RELATED STORY: Court rejects GEO Group’s effort to reduce settlement won by immigrants forced to work for $1 a day

“We want to be very clear: We are human beings and we have rights,” labor strikers said in the statement. “GEO and ICE run these facilities with unchecked power. We are inspired in our fight by detained workers in Washington State, who sued GEO and won $17 million on back pay, and detained workers in Adelanto and Aurora, who are fighting for recognition of their rights as workers.”

Last fall, a court determined that GEO Group had violated Washington state’s minimum wage laws by paying immigrants jailed at the Northwest ICE Processing Center (NWIPC) $1 a day for their forced labor. The federal jury awarded more than $17 million to immigrants, and another $6 million to the state for “unjust enrichment.” While the U.S. District Court for the Western District of Washington upheld the settlement, the private prison profiteer has continued to fight the case.

Then rather than pay detained workers their fair wages for their continued work, GEO Group shut down NWIPC’s “voluntary” work program.

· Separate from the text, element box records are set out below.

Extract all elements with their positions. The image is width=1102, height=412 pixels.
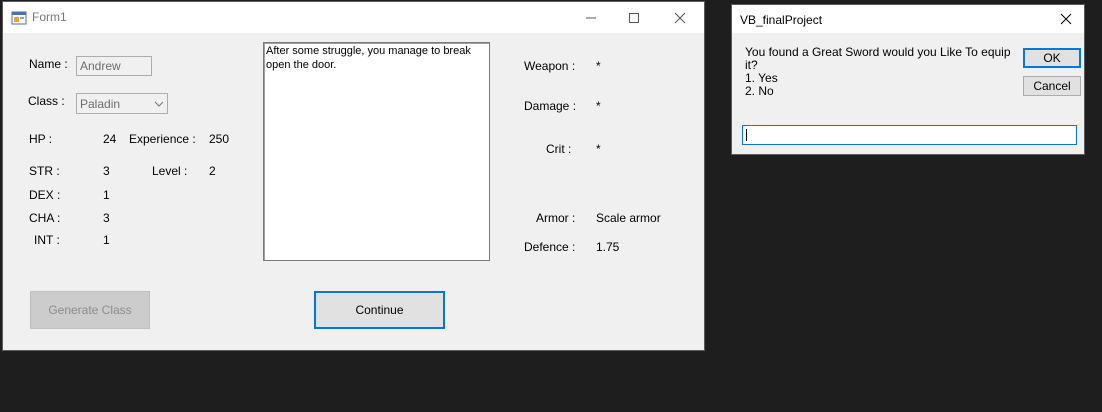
damage-label: Damage : <box>524 99 577 113</box>
maximize-button[interactable] <box>611 2 657 33</box>
dex-label: DEX : <box>29 188 61 202</box>
chevron-down-icon <box>151 94 167 113</box>
minimize-button[interactable] <box>568 2 614 33</box>
weapon-value: * <box>596 59 601 73</box>
hp-value: 24 <box>103 132 117 146</box>
close-icon <box>1060 13 1072 25</box>
name-field[interactable]: Andrew <box>76 56 152 76</box>
dialog-titlebar[interactable]: VB_finalProject <box>732 5 1084 33</box>
cha-label: CHA : <box>29 211 61 225</box>
story-text: After some struggle, you manage to break… <box>266 45 471 71</box>
hp-label: HP : <box>29 132 53 146</box>
name-value: Andrew <box>80 59 121 73</box>
close-icon <box>674 12 686 23</box>
dialog-prompt: You found a Great Sword would you Like T… <box>745 46 1011 98</box>
input-dialog: VB_finalProject You found a Great Sword … <box>732 5 1084 154</box>
story-textbox[interactable]: After some struggle, you manage to break… <box>263 42 490 261</box>
dex-value: 1 <box>103 188 110 202</box>
str-value: 3 <box>103 164 110 178</box>
generate-class-button[interactable]: Generate Class <box>30 291 150 329</box>
level-value: 2 <box>209 164 216 178</box>
defence-label: Defence : <box>524 240 576 254</box>
cha-value: 3 <box>103 211 110 225</box>
level-label: Level : <box>152 164 188 178</box>
option-no: 2. No <box>745 84 774 98</box>
crit-label: Crit : <box>546 142 572 156</box>
form1-app-icon <box>11 10 27 26</box>
class-label: Class : <box>28 94 65 108</box>
defence-value: 1.75 <box>596 240 620 254</box>
form1-title: Form1 <box>32 10 67 24</box>
close-button[interactable] <box>657 2 703 33</box>
response-input[interactable] <box>742 125 1077 145</box>
text-caret <box>746 129 747 141</box>
experience-value: 250 <box>209 132 230 146</box>
maximize-icon <box>629 12 639 23</box>
minimize-icon <box>586 17 596 18</box>
crit-value: * <box>596 142 601 156</box>
prompt-line: You found a Great Sword would you Like T… <box>745 45 1011 59</box>
dialog-close-button[interactable] <box>1048 5 1084 33</box>
dialog-title: VB_finalProject <box>740 13 823 27</box>
option-yes: 1. Yes <box>745 71 778 85</box>
ok-button[interactable]: OK <box>1023 48 1081 68</box>
form1-titlebar[interactable]: Form1 <box>3 2 704 33</box>
armor-value: Scale armor <box>596 211 661 225</box>
cancel-button[interactable]: Cancel <box>1023 76 1081 96</box>
int-label: INT : <box>34 233 60 247</box>
class-value: Paladin <box>80 97 121 111</box>
name-label: Name : <box>29 57 68 71</box>
weapon-label: Weapon : <box>524 59 576 73</box>
class-select[interactable]: Paladin <box>76 93 168 114</box>
prompt-line: it? <box>745 58 758 72</box>
damage-value: * <box>596 99 601 113</box>
armor-label: Armor : <box>536 211 576 225</box>
experience-label: Experience : <box>129 132 196 146</box>
form1-window: Form1 Name : Andrew Class : Paladin HP :… <box>3 2 704 350</box>
continue-button[interactable]: Continue <box>314 291 445 329</box>
str-label: STR : <box>29 164 60 178</box>
int-value: 1 <box>103 233 110 247</box>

This company is pure garbage.

Officials at Mesa Verde and Golden State Annex have basically put detained workers in a situation where they’ll be the ones to directly suffer if they refuse to work, because they’re the ones responsible for the upkeep of the facilities. “If and when detained immigrants fail to perform uncompensated or undercompensated labor, they must live in dirty and unsanitary conditions,” the complaint said. “Such conditions were bad enough prior to the COVID-19 pandemic, but have been more harmful and even dangerous since the pandemic began.”

“We too are here to say that enough is enough,” workers continued in the statement. “This lawsuit is not just about labor exploitation with the $1-a-day pay, it is about the never-ending list of violations that put our lives–and the lives of thousands across the country–at risk, and the dehumanization of immigrants.”

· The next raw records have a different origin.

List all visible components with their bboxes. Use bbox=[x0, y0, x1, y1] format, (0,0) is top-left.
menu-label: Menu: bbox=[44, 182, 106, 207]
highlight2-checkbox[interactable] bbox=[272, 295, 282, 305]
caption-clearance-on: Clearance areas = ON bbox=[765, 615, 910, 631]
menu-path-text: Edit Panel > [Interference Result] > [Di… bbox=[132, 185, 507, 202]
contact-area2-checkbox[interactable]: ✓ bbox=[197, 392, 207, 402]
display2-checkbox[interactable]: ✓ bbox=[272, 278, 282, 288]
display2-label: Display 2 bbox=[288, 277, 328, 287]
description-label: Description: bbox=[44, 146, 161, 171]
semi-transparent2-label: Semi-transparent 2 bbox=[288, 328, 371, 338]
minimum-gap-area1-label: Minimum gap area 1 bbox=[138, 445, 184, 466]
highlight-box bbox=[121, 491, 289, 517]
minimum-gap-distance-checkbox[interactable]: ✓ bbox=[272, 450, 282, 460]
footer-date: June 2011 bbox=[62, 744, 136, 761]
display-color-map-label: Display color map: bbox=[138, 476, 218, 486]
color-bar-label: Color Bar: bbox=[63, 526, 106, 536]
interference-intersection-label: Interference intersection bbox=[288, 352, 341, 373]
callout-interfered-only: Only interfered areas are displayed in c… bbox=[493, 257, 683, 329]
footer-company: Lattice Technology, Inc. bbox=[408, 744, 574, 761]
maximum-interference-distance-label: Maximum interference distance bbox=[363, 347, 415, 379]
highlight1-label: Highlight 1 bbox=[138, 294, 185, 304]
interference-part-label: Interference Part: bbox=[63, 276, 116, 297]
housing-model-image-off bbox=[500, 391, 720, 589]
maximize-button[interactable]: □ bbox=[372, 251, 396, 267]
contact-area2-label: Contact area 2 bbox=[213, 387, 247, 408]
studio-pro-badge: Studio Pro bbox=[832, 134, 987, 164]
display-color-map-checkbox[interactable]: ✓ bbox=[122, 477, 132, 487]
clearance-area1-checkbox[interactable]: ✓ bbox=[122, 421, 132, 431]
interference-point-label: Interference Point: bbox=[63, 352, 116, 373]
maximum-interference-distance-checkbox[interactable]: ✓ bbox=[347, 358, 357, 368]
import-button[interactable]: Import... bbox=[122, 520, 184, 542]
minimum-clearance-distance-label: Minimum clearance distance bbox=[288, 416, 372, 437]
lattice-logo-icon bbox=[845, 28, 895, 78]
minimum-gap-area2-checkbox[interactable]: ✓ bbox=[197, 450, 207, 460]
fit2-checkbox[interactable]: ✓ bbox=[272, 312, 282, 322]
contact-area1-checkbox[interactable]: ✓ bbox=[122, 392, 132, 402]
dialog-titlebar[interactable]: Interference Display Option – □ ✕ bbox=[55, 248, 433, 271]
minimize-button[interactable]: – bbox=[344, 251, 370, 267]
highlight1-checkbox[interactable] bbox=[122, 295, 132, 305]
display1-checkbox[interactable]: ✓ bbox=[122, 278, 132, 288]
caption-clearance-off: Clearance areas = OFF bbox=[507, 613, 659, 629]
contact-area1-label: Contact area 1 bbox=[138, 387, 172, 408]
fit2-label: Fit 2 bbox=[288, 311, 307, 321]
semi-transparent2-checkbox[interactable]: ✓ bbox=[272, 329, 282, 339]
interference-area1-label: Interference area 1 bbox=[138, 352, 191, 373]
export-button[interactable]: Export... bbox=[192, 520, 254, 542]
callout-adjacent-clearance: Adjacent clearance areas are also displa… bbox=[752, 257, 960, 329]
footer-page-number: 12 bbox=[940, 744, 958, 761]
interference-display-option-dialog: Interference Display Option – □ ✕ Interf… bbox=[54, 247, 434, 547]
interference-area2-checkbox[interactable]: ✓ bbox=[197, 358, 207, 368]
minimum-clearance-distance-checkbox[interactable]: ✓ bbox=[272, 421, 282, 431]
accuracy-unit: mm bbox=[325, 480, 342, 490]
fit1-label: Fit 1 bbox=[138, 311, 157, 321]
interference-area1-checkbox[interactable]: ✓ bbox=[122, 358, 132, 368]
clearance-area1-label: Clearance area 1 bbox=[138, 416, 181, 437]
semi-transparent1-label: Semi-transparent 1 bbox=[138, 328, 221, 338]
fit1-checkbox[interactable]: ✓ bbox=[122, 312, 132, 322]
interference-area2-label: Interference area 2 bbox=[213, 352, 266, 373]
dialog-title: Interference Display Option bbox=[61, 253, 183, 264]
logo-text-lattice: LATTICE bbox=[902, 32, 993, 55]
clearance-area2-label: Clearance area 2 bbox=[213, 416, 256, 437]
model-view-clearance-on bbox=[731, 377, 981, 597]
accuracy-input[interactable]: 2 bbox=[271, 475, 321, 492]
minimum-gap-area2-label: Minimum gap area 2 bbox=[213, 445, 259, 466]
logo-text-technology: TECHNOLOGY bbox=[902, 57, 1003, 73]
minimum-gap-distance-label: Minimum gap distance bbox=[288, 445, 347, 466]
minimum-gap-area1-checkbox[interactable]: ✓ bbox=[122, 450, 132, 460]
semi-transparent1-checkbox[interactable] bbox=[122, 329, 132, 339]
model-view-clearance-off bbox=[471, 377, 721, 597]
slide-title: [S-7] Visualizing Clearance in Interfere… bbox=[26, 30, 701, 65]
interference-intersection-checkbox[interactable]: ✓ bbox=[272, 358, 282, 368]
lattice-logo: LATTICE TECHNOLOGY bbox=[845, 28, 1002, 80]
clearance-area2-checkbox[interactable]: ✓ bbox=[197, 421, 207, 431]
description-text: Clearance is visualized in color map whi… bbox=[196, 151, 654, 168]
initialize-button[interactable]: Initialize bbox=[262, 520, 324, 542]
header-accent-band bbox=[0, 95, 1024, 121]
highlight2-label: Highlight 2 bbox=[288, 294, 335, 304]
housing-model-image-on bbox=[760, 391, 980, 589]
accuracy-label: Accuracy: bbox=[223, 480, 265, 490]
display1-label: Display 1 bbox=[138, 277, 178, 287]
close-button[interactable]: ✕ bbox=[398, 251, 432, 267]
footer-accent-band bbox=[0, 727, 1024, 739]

A federal judge in December 2020 condemned the handling of COVID-19 at the facility, writing that “[f]rom the start of the public health crisis until now, the conduct of the key ICE and GEO officials in charge of operations at Mesa Verde has been appalling.” He said that “officials knew that they needed a clear and detailed plan to minimize the risk of an outbreak (and to contain an outbreak if one occurred), but nine months later they still have not created one.” Internal emails in fact revealed that officials scrapped a plan to test all detainees because they wouldn’t be able to isolate people who tested positive.

Officials have also previously retaliated against immigrants who have ultimately been detained at Mesa Verde. Centro Legal de la Raza staff attorney Susan Beaty told The Fresno Bee last fall that people who’d been detained at Golden State Annex were moved in the middle of the night to Mesa Verde after complaining about inhumane and dangerous conditions. “[T]he fact that those folks were targeted for transfers, I think, speaks volumes,” Beaty told The Fresno Bee. “There isn’t a way to prove that, but it’s hard to look at the facts and who they targeted and not conclude that this is retaliation for the complaint.”